Nach der Schändung des Grabes von "Nosferatu"-Regisseur Murnau bekam der Südwestkirchhof Stahnsdorf Anrufe aus aller Welt. Der Kopf bleibt indes verschwunden.

Stahnsdorf - Friedhofsverwalter Olaf Ihlefeldt hätte sich eine andere Werbung für den Stahnsdorfer Südwestkirchhof gewünscht: Der Diebstahl des Schädels von Stummfilmregisseur Friedrich Wilhelm Murnau (1888–1931) hat ein weltweites Medienecho ausgelöst. „Es gab seit Dienstag unzählige Anrufe“, so Ihlefeldt. Neben allen einschlägigen deutschen Medien haben die New York Times, die Washington Post, der Guardian, die BBC und viele andere über die Grabschändung berichtet. „Ich würde natürlich lieber mit schöneren Sachen für den Südwestkirchhof werben“, sagte Ihlefeldt am gestrigen Donnerstag den PNN.
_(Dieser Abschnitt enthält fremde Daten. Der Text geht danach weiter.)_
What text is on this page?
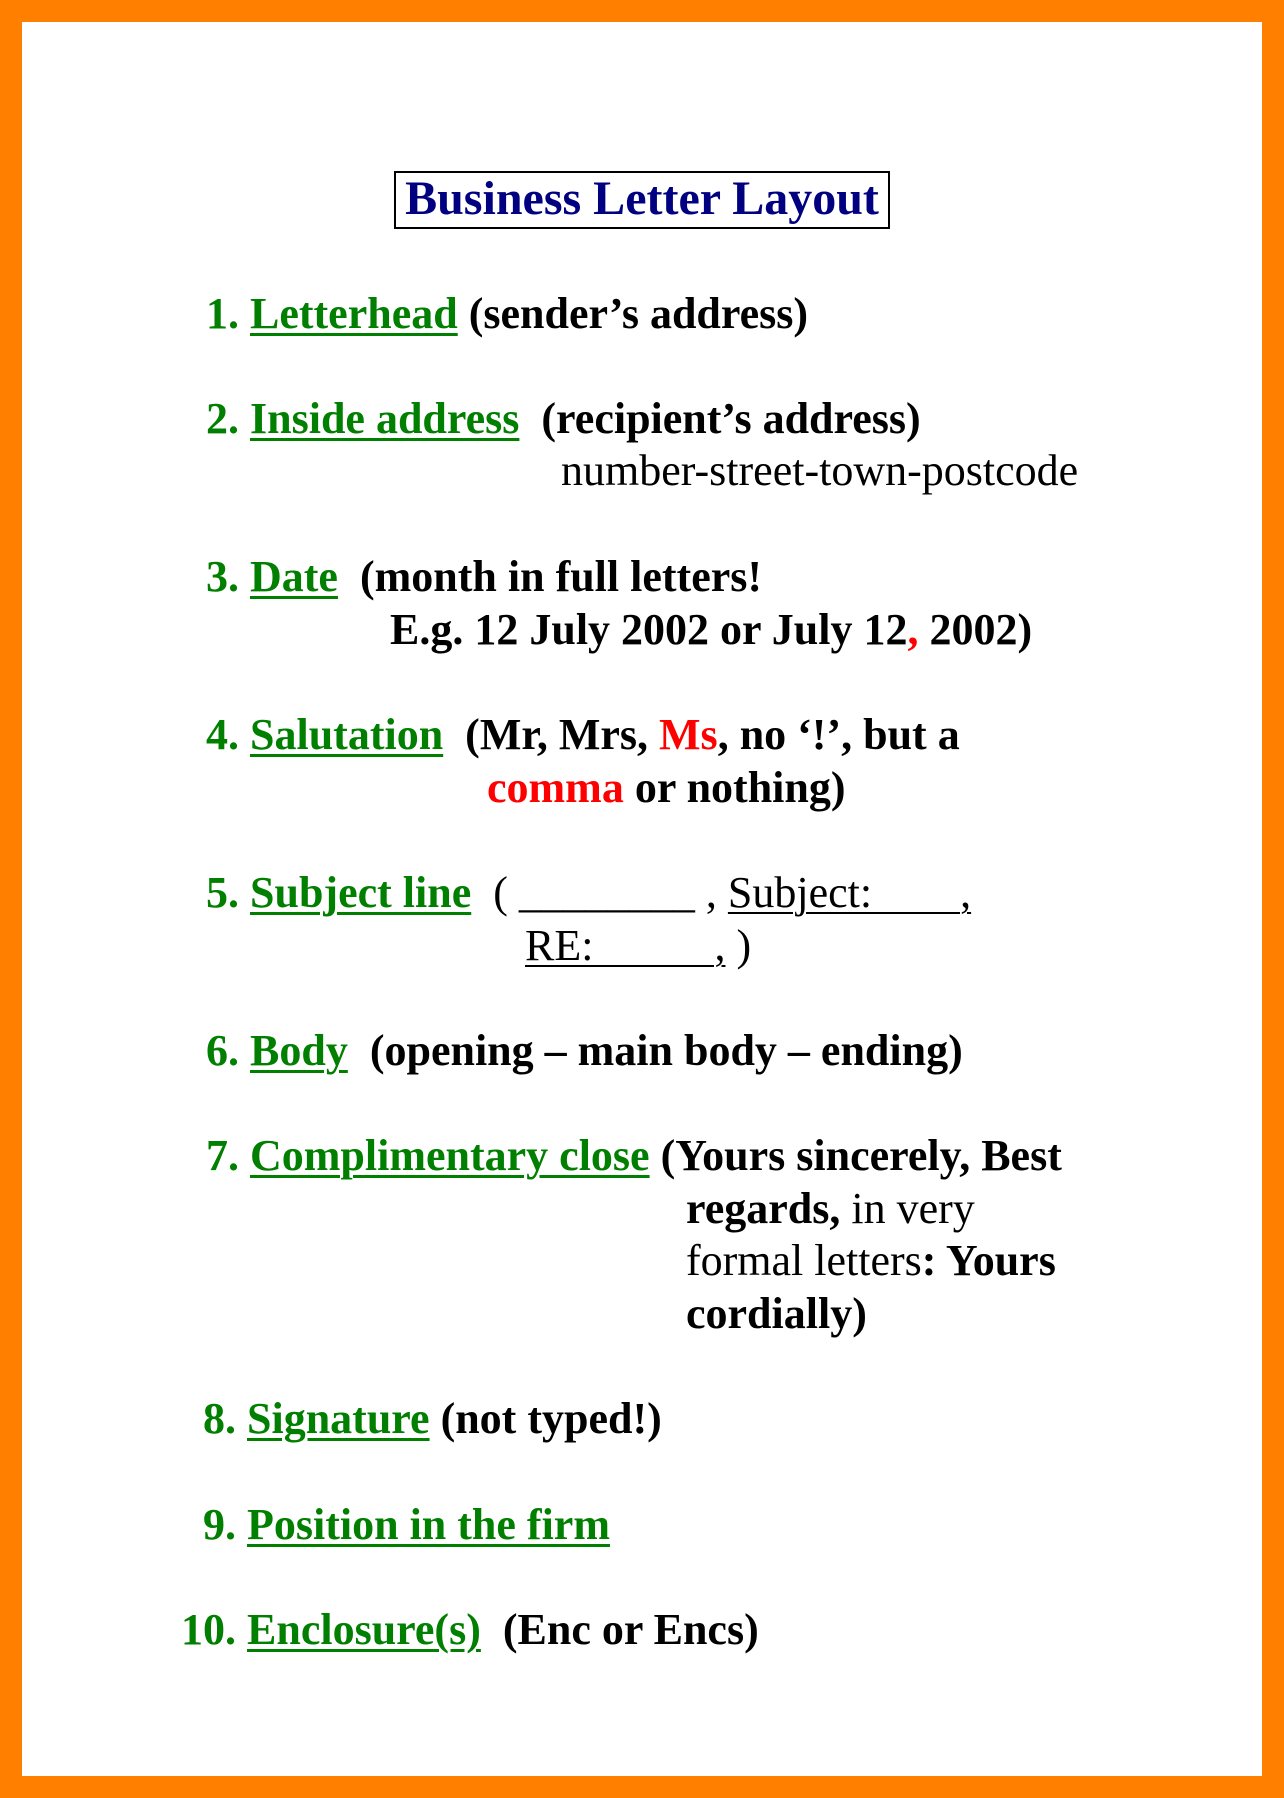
Business Letter Layout
1. Letterhead (sender’s address)
2. Inside address (recipient’s address)
number-street-town-postcode
3. Date (month in full letters!
E.g. 12 July 2002 or July 12, 2002)
4. Salutation (Mr, Mrs, Ms, no ‘!’, but a
comma or nothing)
5. Subject line ( ________ , Subject:        ,
RE:           , )
6. Body (opening – main body – ending)
7. Complimentary close (Yours sincerely, Best
regards, in very
formal letters: Yours
cordially)
8. Signature (not typed!)
9. Position in the firm
10. Enclosure(s) (Enc or Encs)
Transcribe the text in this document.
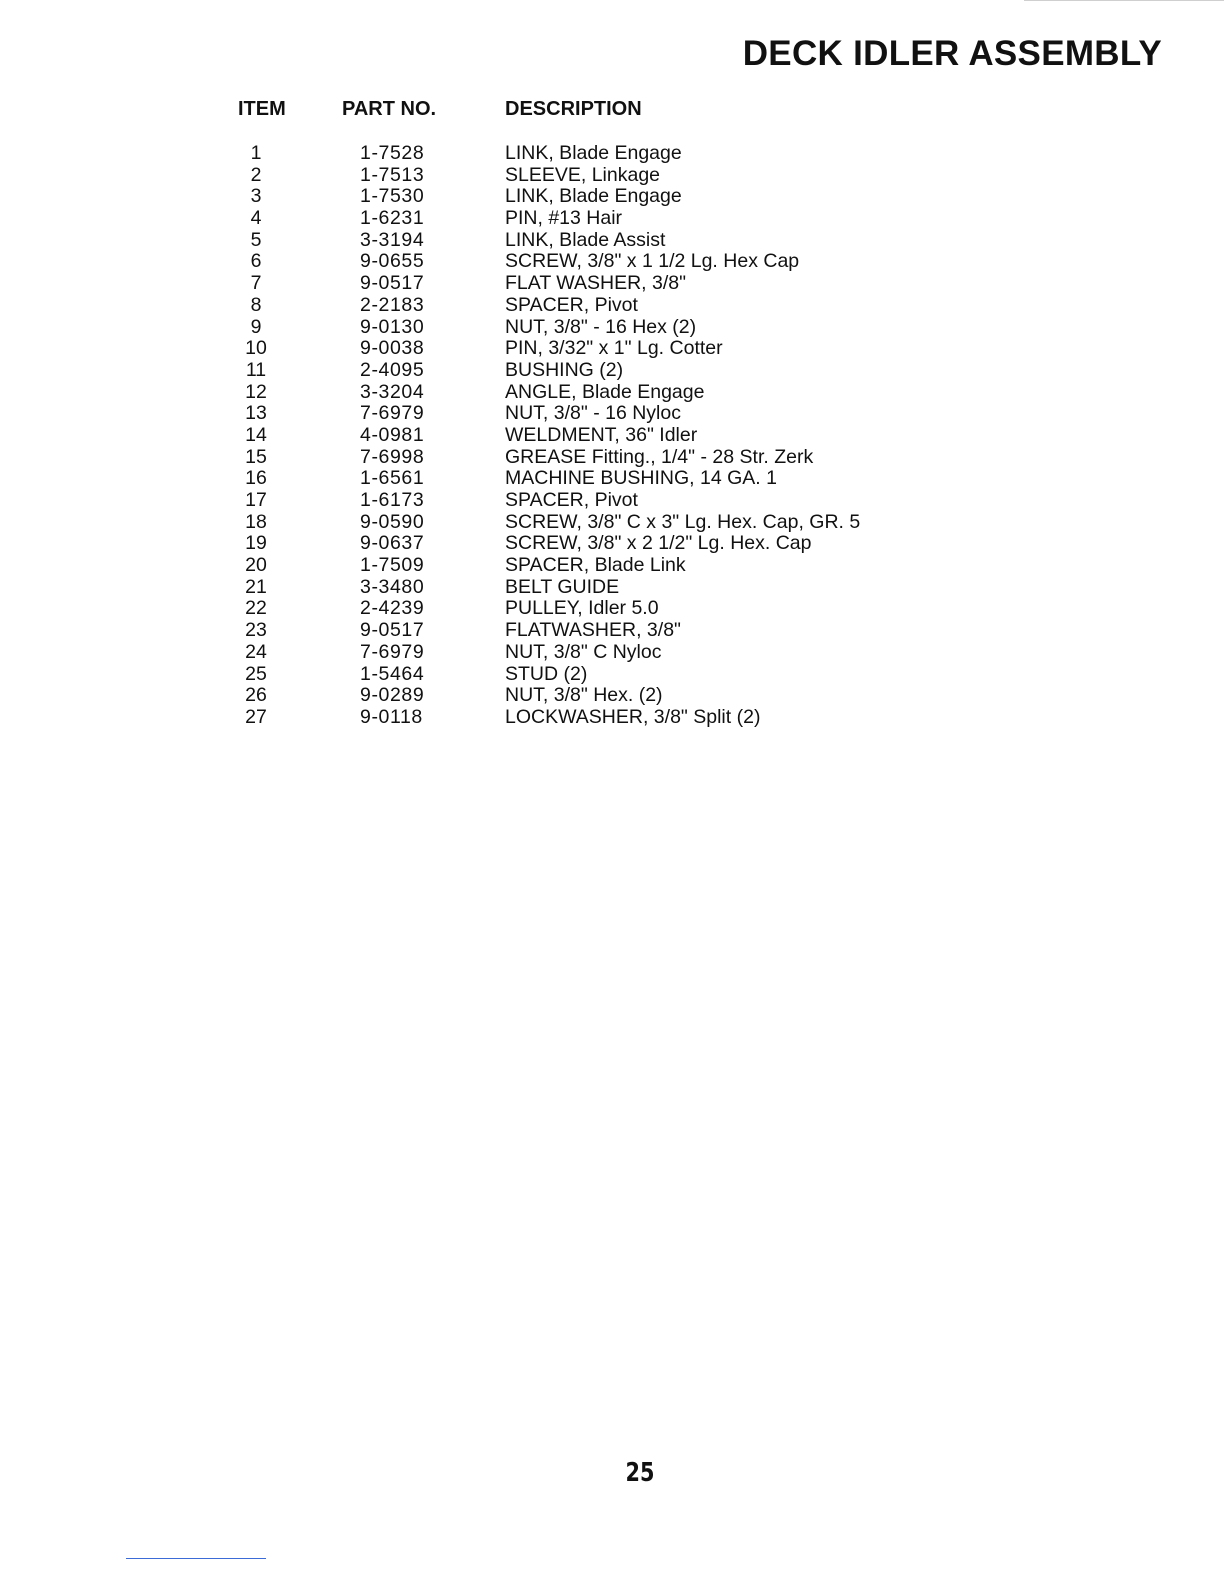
DECK IDLER ASSEMBLY
ITEM	PART NO.	DESCRIPTION
1	1-7528	LINK, Blade Engage
2	1-7513	SLEEVE, Linkage
3	1-7530	LINK, Blade Engage
4	1-6231	PIN, #13 Hair
5	3-3194	LINK, Blade Assist
6	9-0655	SCREW, 3/8" x 1 1/2 Lg. Hex Cap
7	9-0517	FLAT WASHER, 3/8"
8	2-2183	SPACER, Pivot
9	9-0130	NUT, 3/8" - 16 Hex (2)
10	9-0038	PIN, 3/32" x 1" Lg. Cotter
11	2-4095	BUSHING (2)
12	3-3204	ANGLE, Blade Engage
13	7-6979	NUT, 3/8" - 16 Nyloc
14	4-0981	WELDMENT, 36" Idler
15	7-6998	GREASE Fitting., 1/4" - 28 Str. Zerk
16	1-6561	MACHINE BUSHING, 14 GA. 1
17	1-6173	SPACER, Pivot
18	9-0590	SCREW, 3/8" C x 3" Lg. Hex. Cap, GR. 5
19	9-0637	SCREW, 3/8" x 2 1/2" Lg. Hex. Cap
20	1-7509	SPACER, Blade Link
21	3-3480	BELT GUIDE
22	2-4239	PULLEY, Idler 5.0
23	9-0517	FLATWASHER, 3/8"
24	7-6979	NUT, 3/8" C Nyloc
25	1-5464	STUD (2)
26	9-0289	NUT, 3/8" Hex. (2)
27	9-0118	LOCKWASHER, 3/8" Split (2)
25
Unbekannte hatten aus der Gruft des Film-Regisseurs, der mit der Dracula-Verfilmung „Nosferatu“ im Jahr 1922 einen der ersten Horrorklassiker schuf, den Schädel gestohlen. Murnau liegt in einem Mausoleum unweit des Haupteingangs des Kirchhofs begraben. Vermutlich am Wochenende waren die Täter auf das Friedhofsareal gelangt, hatten die zweiflüglige Holztür zur Gruft aufgebrochen und den Kopf vom Leichnam, der in einem Metallsarg liegt, abgelöst. „Die Frage ist, was überhaupt passiert ist, als sie den Kopf angefasst haben“, so Ihlefeldt.

Wo ist der Schädel von "Nosferatu"-Regisseur Murnau?

Der Schädel sei nach wie vor nicht auffindbar, wie ein Polizeisprecher am Donnerstag auf Anfrage sagte. „Eine heiße Spur gibt es noch nicht.“ Auch der Zeugenaufruf habe noch zu keinen brauchbaren Ergebnissen geführt. Derzeit sei die Kriminalpolizei dabei, mehrere Spuren, die am Dienstag gesichert wurden, auszuwerten. Genaueres wollte der Sprecher mit Rücksicht auf die laufenden Ermittlungen nicht sagen. Bekannt ist, dass in der Gruft Wachsreste gefunden wurden. Die Frage, ob es sich bei den Tätern um fehlgeleitete Fans des Filmemachers oder Okkultisten handelt, ließ sich damit nicht beantworten.

Friedhofsverwalter Ihlefeldt überlegt, wie er auf den Diebstahl reagiert. Zuletzt hatten ihm vor allem Kupferdiebe zu schaffen gemacht. An Murnaus Grabstätte hatte es allerdings schon mal in den 1970er-Jahren Beschädigungen gegeben. Dabei wurde die Glasscheibe zerstört, mit der der einbalsamierte Leichnam abgedeckt war. Die Gruft wurde danach vermauert, erst in den 1990er-Jahren sei sie saniert worden, so Ihlefeldt. Der Eingang bekam seine Holztüren zurück, die mit einem Keilschloss verschlossen sind.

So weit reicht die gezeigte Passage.